L'étudiant étranger. Préactes dela journée d'études du 8 février 2002

C'est le travail sur l'histoire des relations franco-russes en matière d'ingénierie qui nous a mis, il y a 10 ans de cela, sur la piste des étudiants russes dans les grands établissements français. Nos premières recherches dans ce domaine ont tout d'abord porté sur les années 1800-1840. A l'occasion des bicentenaires de quelques-unes des grandes écoles (Polytechnique, Ecole des Ponts et Chaussées, Ecole des Mines) nous avons eu l'opportunité d'étudier de ce point de vue les archives des établissements concernés. Ces premiers résultats, bien qu'encore ponctuels, nous ont permis, d'une part, de tenter la typologie des migrants en provenance de l'Empire russe selon les motifs et les visées de leur déplacement, et de l'autre, d'étendre cette recherche sur d'autres types d'établissements scolaires français (universités et écoles techniques provinciales). Le cas du CNAM s'est avéré particulièrement significatif pour progresser sur cette voie  :  les matricules de ses auditeurs libres, malgré la période limitée (de 1922 à 1935) qu'elles recouvrent nous ont révélé 1°) qu'il s'agissait alors déjà d'un phénomène de masse, et 2°) qu'entre les premières moitiés du XIXe et du XXe siècles, la migration en provenance de la Russie a changé de nature. Les visiteurs et les stagiaires russes (envoyés de l'Etat par excellence) de la première période ont cédé la place aux émigrés de toutes sortes durant la seconde. L'examen des listes des élèves des écoles techniques provinciales tels que l'Institut électrotechnique de Toulouse ou l'Ecole de chimie de Mulouse, ayant confirmé la première hypothèse, a contribué à affiner la typologie des migrants et à combler des lacunes chronologiques (notamment pour le dernier tiers du XIXe et le début du XXe siècle).

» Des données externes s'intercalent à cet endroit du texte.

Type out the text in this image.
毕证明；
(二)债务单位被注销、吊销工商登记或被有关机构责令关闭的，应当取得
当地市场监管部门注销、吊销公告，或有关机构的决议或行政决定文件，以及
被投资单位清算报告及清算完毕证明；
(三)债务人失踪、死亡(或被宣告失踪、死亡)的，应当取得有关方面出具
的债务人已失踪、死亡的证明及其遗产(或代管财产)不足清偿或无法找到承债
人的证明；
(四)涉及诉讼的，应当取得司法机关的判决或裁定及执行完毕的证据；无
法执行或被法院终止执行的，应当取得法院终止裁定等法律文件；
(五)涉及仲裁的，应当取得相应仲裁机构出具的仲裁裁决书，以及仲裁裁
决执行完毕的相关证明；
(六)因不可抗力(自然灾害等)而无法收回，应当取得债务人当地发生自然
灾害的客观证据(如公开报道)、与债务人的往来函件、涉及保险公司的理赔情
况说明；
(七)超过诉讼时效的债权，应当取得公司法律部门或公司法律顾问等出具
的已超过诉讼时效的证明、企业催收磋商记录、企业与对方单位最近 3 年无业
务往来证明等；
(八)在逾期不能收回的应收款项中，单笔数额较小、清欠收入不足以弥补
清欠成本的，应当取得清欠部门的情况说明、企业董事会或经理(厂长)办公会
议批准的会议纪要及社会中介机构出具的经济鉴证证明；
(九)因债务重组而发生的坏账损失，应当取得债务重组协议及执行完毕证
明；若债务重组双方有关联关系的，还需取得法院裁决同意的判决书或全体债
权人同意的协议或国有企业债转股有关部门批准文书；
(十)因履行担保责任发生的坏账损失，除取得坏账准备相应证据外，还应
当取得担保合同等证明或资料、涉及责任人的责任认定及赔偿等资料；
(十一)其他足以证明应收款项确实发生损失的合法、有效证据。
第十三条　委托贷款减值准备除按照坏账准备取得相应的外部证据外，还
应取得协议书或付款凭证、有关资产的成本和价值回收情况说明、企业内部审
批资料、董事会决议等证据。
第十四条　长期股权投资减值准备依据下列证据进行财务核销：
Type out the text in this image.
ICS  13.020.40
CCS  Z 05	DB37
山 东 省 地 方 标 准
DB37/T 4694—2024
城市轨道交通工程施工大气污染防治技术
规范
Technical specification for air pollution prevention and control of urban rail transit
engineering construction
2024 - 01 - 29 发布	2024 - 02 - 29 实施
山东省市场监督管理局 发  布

C'est pourtant l'exemple de Nancy qui s'est avéré le plus instructif à tous les égards. Dans la communication, nous nous appliqueront donc à développer cet exemple dont l'interet dépasse largement le cadre d'une simple étude de cas et, qui plus est, offre une grille d'analyse applicable à l'ensemble des institutions étudiées où à étudier dans l'avenir.

En effet, les premiers étudiants en provenance de l'Europe de l'Est apparaissent à l'Institut électrotechnique de Nancy (IEN) au lendemain de sa création, en 1901, et leur flux, toujours croissant, ne tarit pas durant 38 ans, de 1902 et 1940. Tenter un portrait collectif de ce groupe nous semble intéressant de plusieurs points de vue. Cela permettra, tout d'abord, d'inscrire ce phénomène dans le contexte plus large de la politique que le gouvernement français a mené sur le long terme à l'égard de la migration scolaire et de mieux se rendre compte des fluctuations conjoncturelles de cette politique sur l'étendue de quatre décennies. Cette étude a par ailleurs ceci d'opportun qu'elle s'ouvre sur plusieurs chantiers de recherche qui intéressent aujourd'hui les chercheurs français et étrangers travaillant dans les domaines aussi variés que l'histoire des enseignements techniques et des politiques scolaires dans les pays concernés, l'histoire de l'émigration russe et polonaise, les études du genre, etc.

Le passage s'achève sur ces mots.